Any? is the supertype of all types in Kotlin. So, when you don't specify any upper bound for the type parameter T, the default bound is Any?.

For example:

class Test<T> { }

is the same as

class Test<T : Any?> { }

This results in the T being nullable in the following example:

class Test<T> {
private var t : T          // T can have a nullable type
}

This means that the generic type above can be instantiated with nullable as well as non-null type arguments:

val test: Test<Int> = Test()   // OK
val test: Test<Int?> = Test()  // OK

Non-null Type Parameter

Any is the supertype of all non-null types in Kotlin. So, to make a generic class accept only non-null type arguments, you need to explicitly specify Any as an upper bound of T, that is T : Any.

This results in the T being non-null in the following example:

class Test<T : Any> {
private var t: T           // T is non-null
private var t2: T?         // T can be used as nullable
}

The generic type with T : Any can be instantiated only with non-null type arguments and prevents the instantiation with nullable type arguments:

val test: Test<Int> = Test()   // OK
val test: Test<Int?> = Test()  // Error

`lateinit var`

The lateinit var must always be non-null because it is used in the cases where you want a variable to be non-null but don't want to initialize its value at the time of object creation.
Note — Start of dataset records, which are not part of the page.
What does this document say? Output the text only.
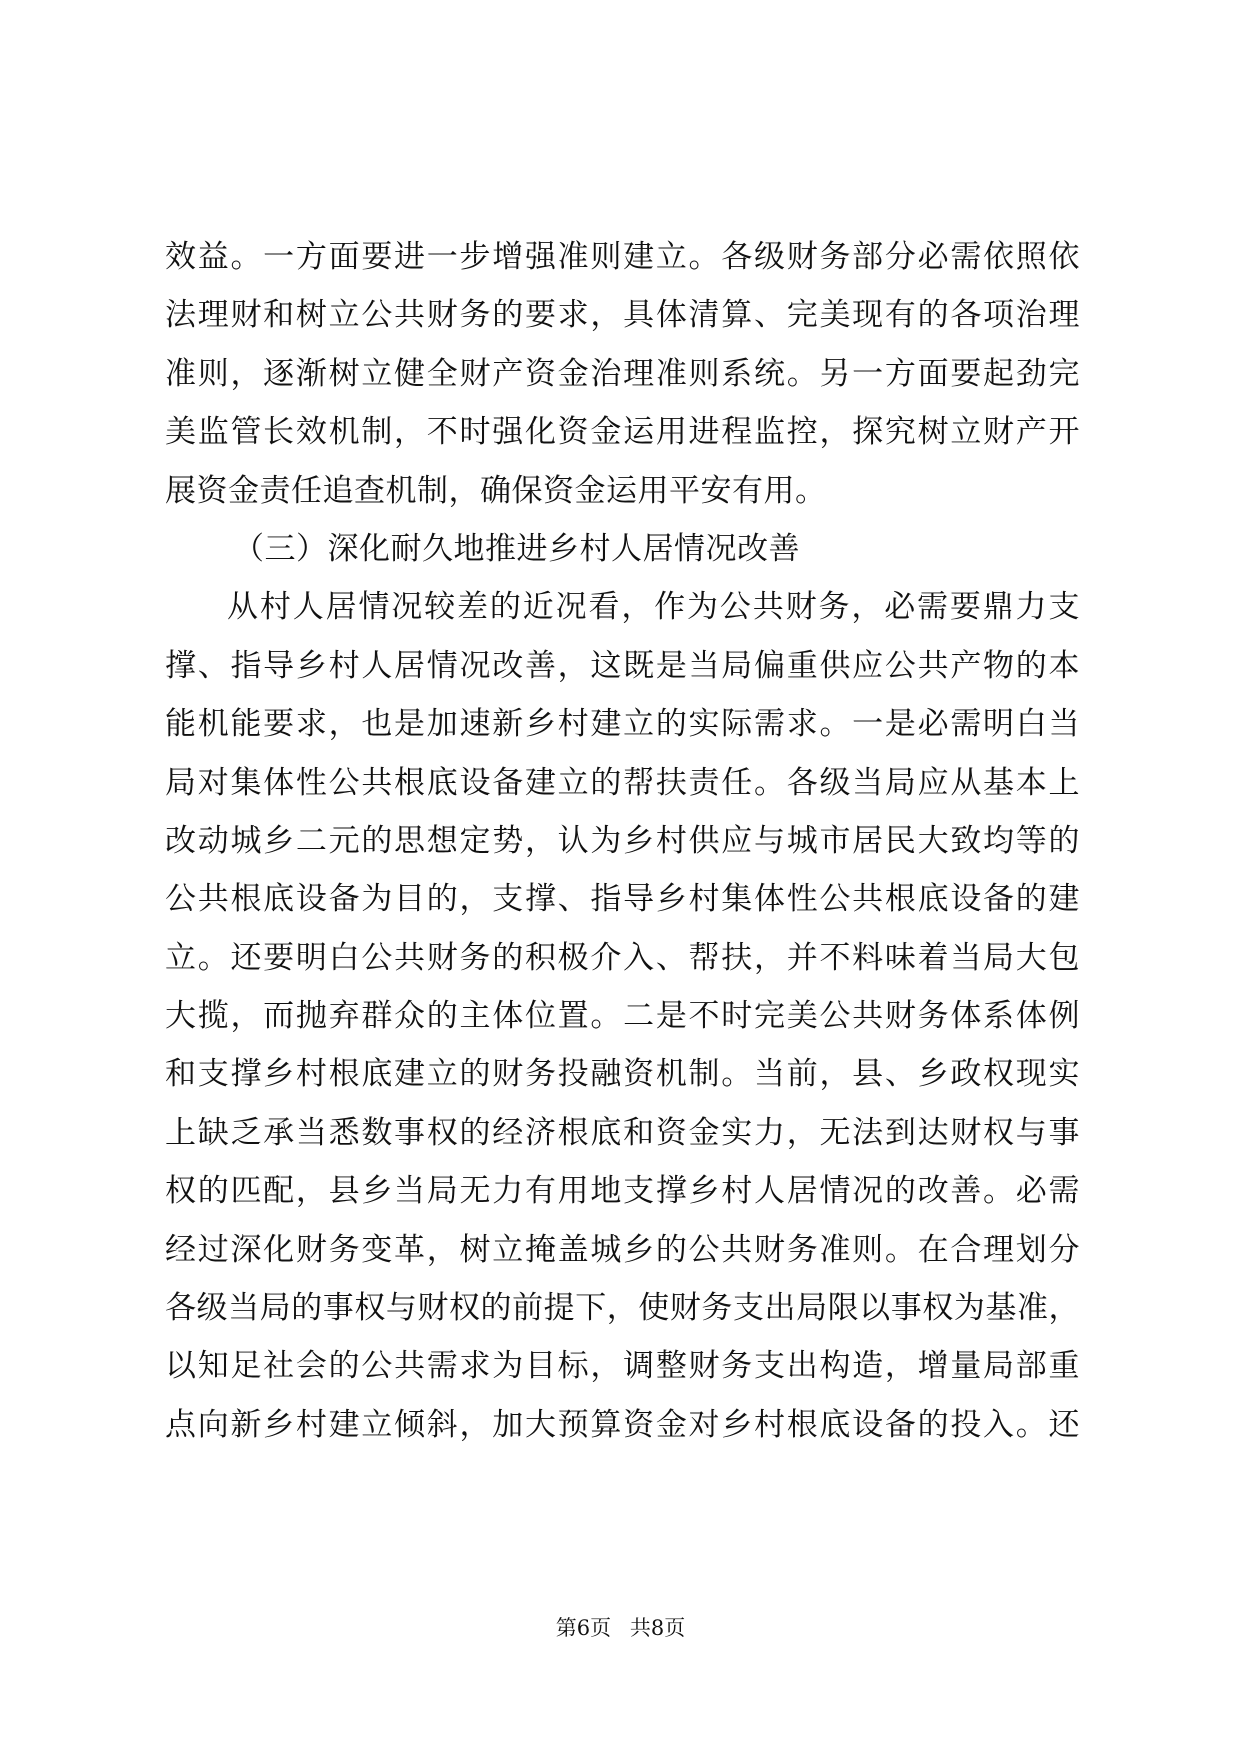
效益。一方面要进一步增强准则建立。各级财务部分必需依照依
法理财和树立公共财务的要求，具体清算、完美现有的各项治理
准则，逐渐树立健全财产资金治理准则系统。另一方面要起劲完
美监管长效机制，不时强化资金运用进程监控，探究树立财产开
展资金责任追查机制，确保资金运用平安有用。
（三）深化耐久地推进乡村人居情况改善
从村人居情况较差的近况看，作为公共财务，必需要鼎力支
撑、指导乡村人居情况改善，这既是当局偏重供应公共产物的本
能机能要求，也是加速新乡村建立的实际需求。一是必需明白当
局对集体性公共根底设备建立的帮扶责任。各级当局应从基本上
改动城乡二元的思想定势，认为乡村供应与城市居民大致均等的
公共根底设备为目的，支撑、指导乡村集体性公共根底设备的建
立。还要明白公共财务的积极介入、帮扶，并不料味着当局大包
大揽，而抛弃群众的主体位置。二是不时完美公共财务体系体例
和支撑乡村根底建立的财务投融资机制。当前，县、乡政权现实
上缺乏承当悉数事权的经济根底和资金实力，无法到达财权与事
权的匹配，县乡当局无力有用地支撑乡村人居情况的改善。必需
经过深化财务变革，树立掩盖城乡的公共财务准则。在合理划分
各级当局的事权与财权的前提下，使财务支出局限以事权为基准，
以知足社会的公共需求为目标，调整财务支出构造，增量局部重
点向新乡村建立倾斜，加大预算资金对乡村根底设备的投入。还
第6页 共8页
So, to create the lateinit variable that has the same type as the type parameter T, the type parameter needs to be non-null too.

To achieve that, specify the upper bound T : Any explicitly:

class Test<T : Any> {
private lateinit var t: T
}

It's worth noting that you can use a more specific type, if you have one depending on your business logic. For example, instead of T : Any, you could have T : SomeProduct, if that is what you want the upper bound to be. It just needs to be non-null.

This will ensure that the user of your class won't be able to instantiate with nullable type arguments and your assumption of the lateinit var always being non-null will hold true.

That's it! Hope that helps.